Die Ausgaben für Kindertageseinrichtungen steigen im Jahr 2005 um ca. 6,6 Millionen € an. Dies ist durch die steigende Anzahl zu betreuender Kinder und die entsprechende Personalkostenentwicklung begründet.
Wenn wir die Forderungen des Volksbegehrens umsetzen würden, meine Damen und Herren, müssten wir an dieser Stelle nochmals reichlich 41 Millionen € drauflegen. Diese Gelder würden zwangsläufig an anderer, mindestens genauso wichtiger Stelle eingespart werden müssen.
Zum Zweiten möchte ich noch einmal betonen, dass wir das modernste und komfortabelste Kinderförderungsgesetz in ganz Deutschland besitzen.
Mit der sich gegenwärtig in der Beratungsphase befindenden Novelle werden wir dieses Gesetz nochmals ein Stück verbessern und qualifizieren. Mehr ist nach unserem familienpolitischen Leitbild aber auch nicht notwendig. Das Notwendige werden wir jedoch bezahlen.
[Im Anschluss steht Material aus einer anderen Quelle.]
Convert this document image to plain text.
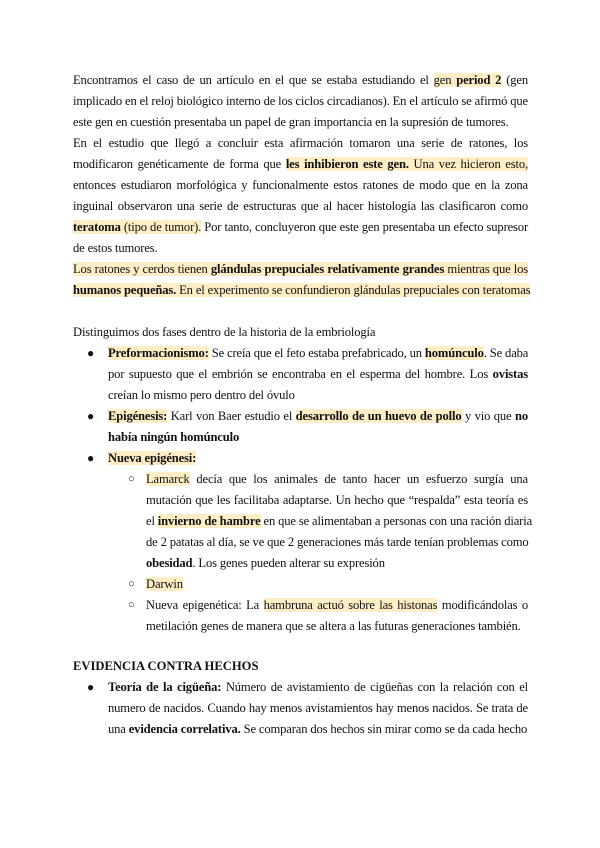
Encontramos el caso de un artículo en el que se estaba estudiando el gen period 2 (gen
implicado en el reloj biológico interno de los ciclos circadianos). En el artículo se afirmó que
este gen en cuestión presentaba un papel de gran importancia en la supresión de tumores.
En el estudio que llegó a concluir esta afirmación tomaron una serie de ratones, los
modificaron genéticamente de forma que les inhibieron este gen. Una vez hicieron esto,
entonces estudiaron morfológica y funcionalmente estos ratones de modo que en la zona
inguinal observaron una serie de estructuras que al hacer histología las clasificaron como
teratoma (tipo de tumor). Por tanto, concluyeron que este gen presentaba un efecto supresor
de estos tumores.
Los ratones y cerdos tienen glándulas prepuciales relativamente grandes mientras que los
humanos pequeñas. En el experimento se confundieron glándulas prepuciales con teratomas
Distinguimos dos fases dentro de la historia de la embriología
● Preformacionismo: Se creía que el feto estaba prefabricado, un homúnculo. Se daba
por supuesto que el embrión se encontraba en el esperma del hombre. Los ovistas
creían lo mismo pero dentro del óvulo
● Epigénesis: Karl von Baer estudio el desarrollo de un huevo de pollo y vio que no
había ningún homúnculo
● Nueva epigénesi:
○ Lamarck decía que los animales de tanto hacer un esfuerzo surgía una
mutación que les facilitaba adaptarse. Un hecho que “respalda” esta teoría es
el invierno de hambre en que se alimentaban a personas con una ración diaria
de 2 patatas al día, se ve que 2 generaciones más tarde tenían problemas como
obesidad. Los genes pueden alterar su expresión
○ Darwin
○ Nueva epigenética: La hambruna actuó sobre las histonas modificándolas o
metilación genes de manera que se altera a las futuras generaciones también.
EVIDENCIA CONTRA HECHOS
● Teoría de la cigüeña: Número de avistamiento de cigüeñas con la relación con el
numero de nacidos. Cuando hay menos avistamientos hay menos nacidos. Se trata de
una evidencia correlativa. Se comparan dos hechos sin mirar como se da cada hecho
Ich appelliere eindringlich an die SPD, sich jetzt nicht in die Büsche zu schlagen, wie Kanzler Schröder einmal in anderem Zusammenhang zu formulieren beliebte, sondern zu dem einmal gefundenen Kompromiss zu stehen. Ich sage es ganz deutlich in Richtung SPD: Wir stehen mit Ihnen gemeinsam zur Reform der Zusammenlegung von Arbeitslosenhilfe und Sozialhilfe. Sie, liebe Kolleginnen und Kollegen, müssen auch bei dem von uns gemeinsam verabschiedeten Kinderbetreuungsgesetz bleiben. Sonst handeln Sie unredlich, meine Damen und Herren.
Dabei habe ich mit einigem Schmunzeln gesehen, dass dies der Parteitag sein wird, der Sie wieder auf den Weg zur Regierungsfähigkeit bringen wird.
Aber von mir aus, liebe Kolleginnen und Kollegen der SPD, können Sie ruhig weiter üben. Wir haben uns in der Arbeit mit der FDP gut eingespielt und wir werden mit der FDP auch weiterhin gut zusammenarbeiten.